Pharmacists are one of the most accessible health professionals and many patients ask a pharmacist about a health issue before seeing care from a physician. Implementing training programs in pharmacy curricula can help bridge the gaps in access and increase community awareness about managing opioid overdoses.  Training pharmacists to dispense and teach patients how to use naloxone products can help slow the escalating number of deaths in the US due to the opioid crisis. Interactive and well-designed programs like the one implemented by Kwon and colleagues are an effective way to increase both knowledge and attitudes towards opioid overdoses.

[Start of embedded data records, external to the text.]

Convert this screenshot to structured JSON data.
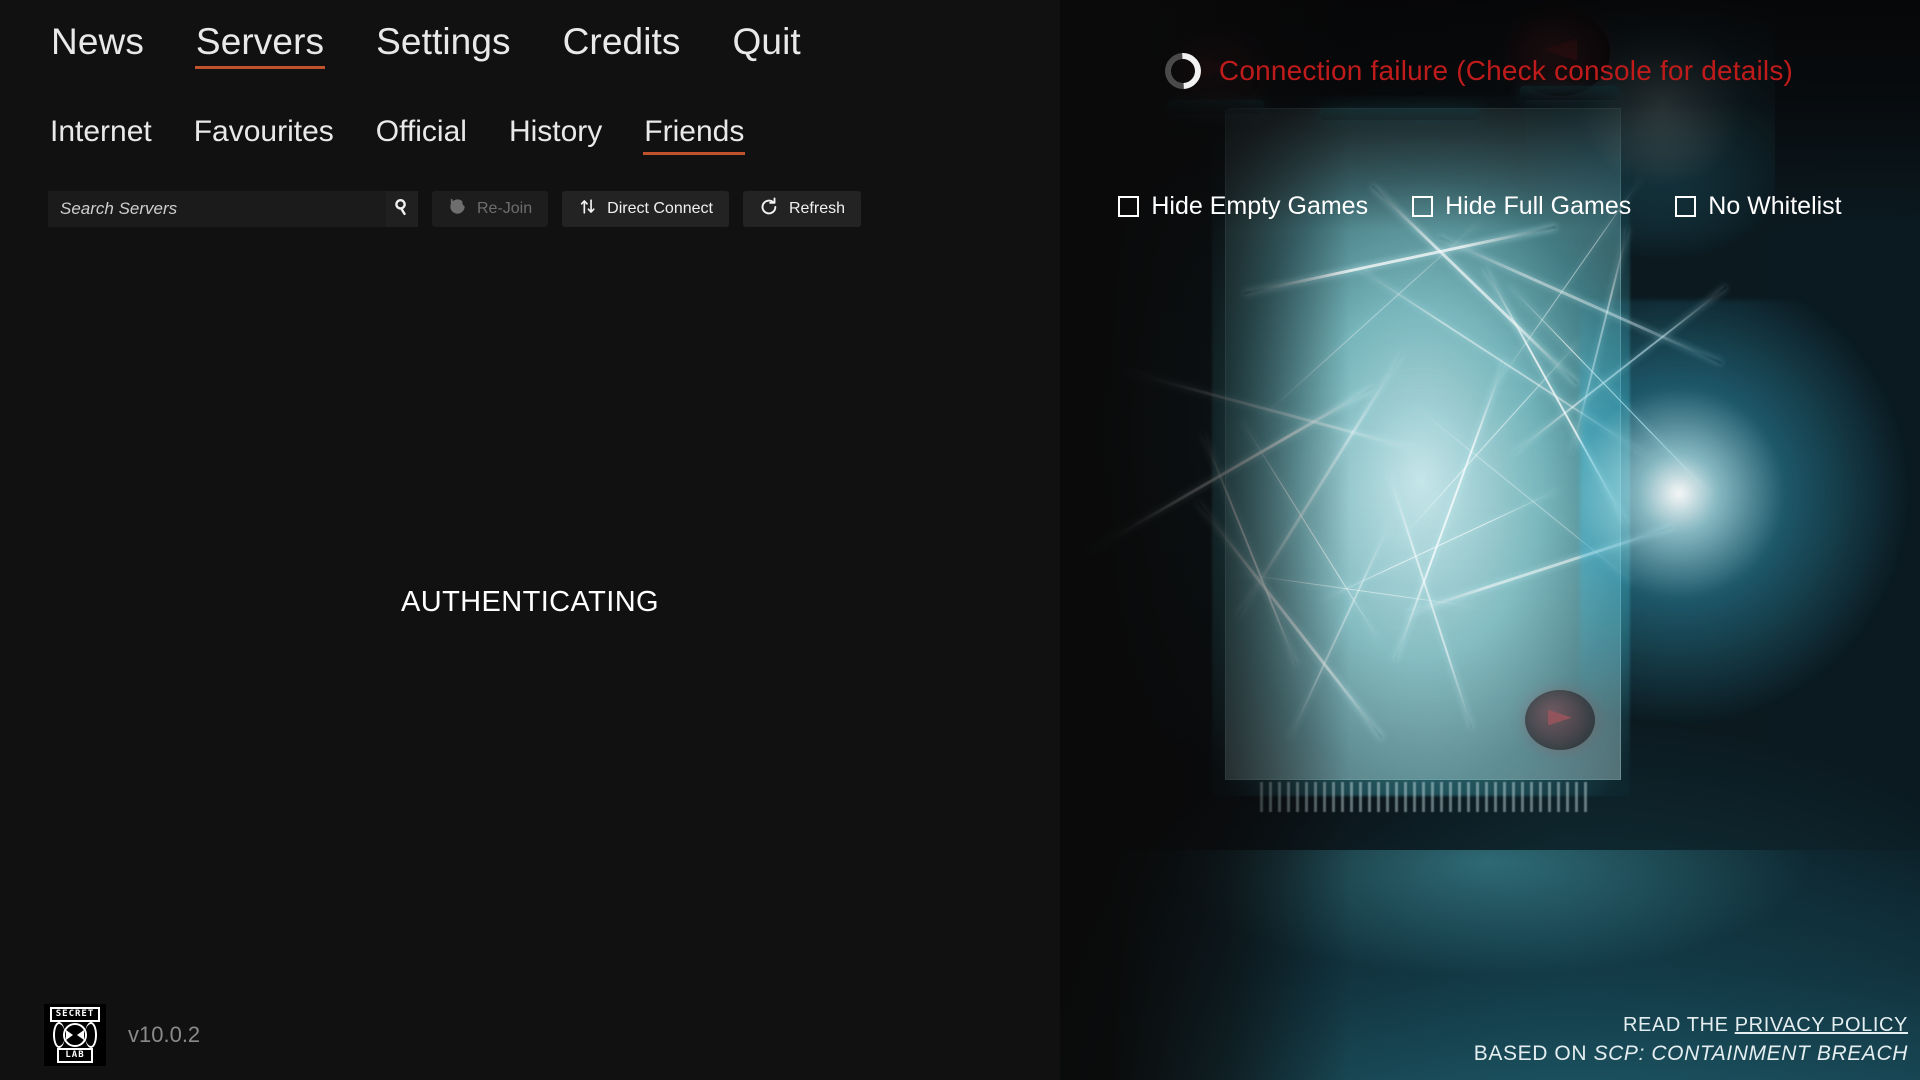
{
  "app": {
    "version": "v10.0.2",
    "logo_top": "SECRET",
    "logo_bottom": "LAB",
    "accent_color": "#c0522c",
    "error_color": "#c01b1b"
  },
  "main_nav": {
    "items": [
      {
        "label": "News",
        "active": false
      },
      {
        "label": "Servers",
        "active": true
      },
      {
        "label": "Settings",
        "active": false
      },
      {
        "label": "Credits",
        "active": false
      },
      {
        "label": "Quit",
        "active": false
      }
    ]
  },
  "sub_nav": {
    "items": [
      {
        "label": "Internet",
        "active": false
      },
      {
        "label": "Favourites",
        "active": false
      },
      {
        "label": "Official",
        "active": false
      },
      {
        "label": "History",
        "active": false
      },
      {
        "label": "Friends",
        "active": true
      }
    ]
  },
  "toolbar": {
    "search_placeholder": "Search Servers",
    "search_value": "",
    "search_icon": "magnifier-icon",
    "buttons": [
      {
        "label": "Re-Join",
        "icon": "history-rewind-icon",
        "disabled": true
      },
      {
        "label": "Direct Connect",
        "icon": "up-down-arrows-icon",
        "disabled": false
      },
      {
        "label": "Refresh",
        "icon": "refresh-icon",
        "disabled": false
      }
    ]
  },
  "server_list": {
    "status_text": "AUTHENTICATING"
  },
  "connection": {
    "spinner_icon": "loading-spinner-icon",
    "message": "Connection failure (Check console for details)"
  },
  "filters": {
    "items": [
      {
        "label": "Hide Empty Games",
        "checked": false
      },
      {
        "label": "Hide Full Games",
        "checked": false
      },
      {
        "label": "No Whitelist",
        "checked": false
      }
    ]
  },
  "legal": {
    "read_the": "READ THE",
    "privacy_policy": "PRIVACY POLICY",
    "based_on_prefix": "BASED ON",
    "based_on_title": "SCP: CONTAINMENT BREACH"
  }
}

  1. “Understanding the Epidemic” [Internet]. Centers for Disease Control and Prevention. Centers for Disease Control and Prevention; 2020 [cited 2020Dec6].
  2. Kwon M, Moody AE, Thigpen J, Gauld A. Implementation of an Opioid Overdose and Naloxone Distribution Training in a Pharmacist Laboratory Course. Am J Pharm Educ 2020; 84 (2): Article 7179.
  3. Monteiro K, Dumenco L, Collins S, et al. An interprofessional education workshop to develop health professional student opioid misuse knowledge, attitudes, and skills. J Am Pharm Assoc 2017; 57 (2): S113–S117.
  4. Schartel A, Lardieri A, Mattingly A, Feemster AA. Implementation and assessment of a naloxone-training program for first-year student pharmacists. Curr Pharm Teach Learn. 2018; 10 (6): 717-722.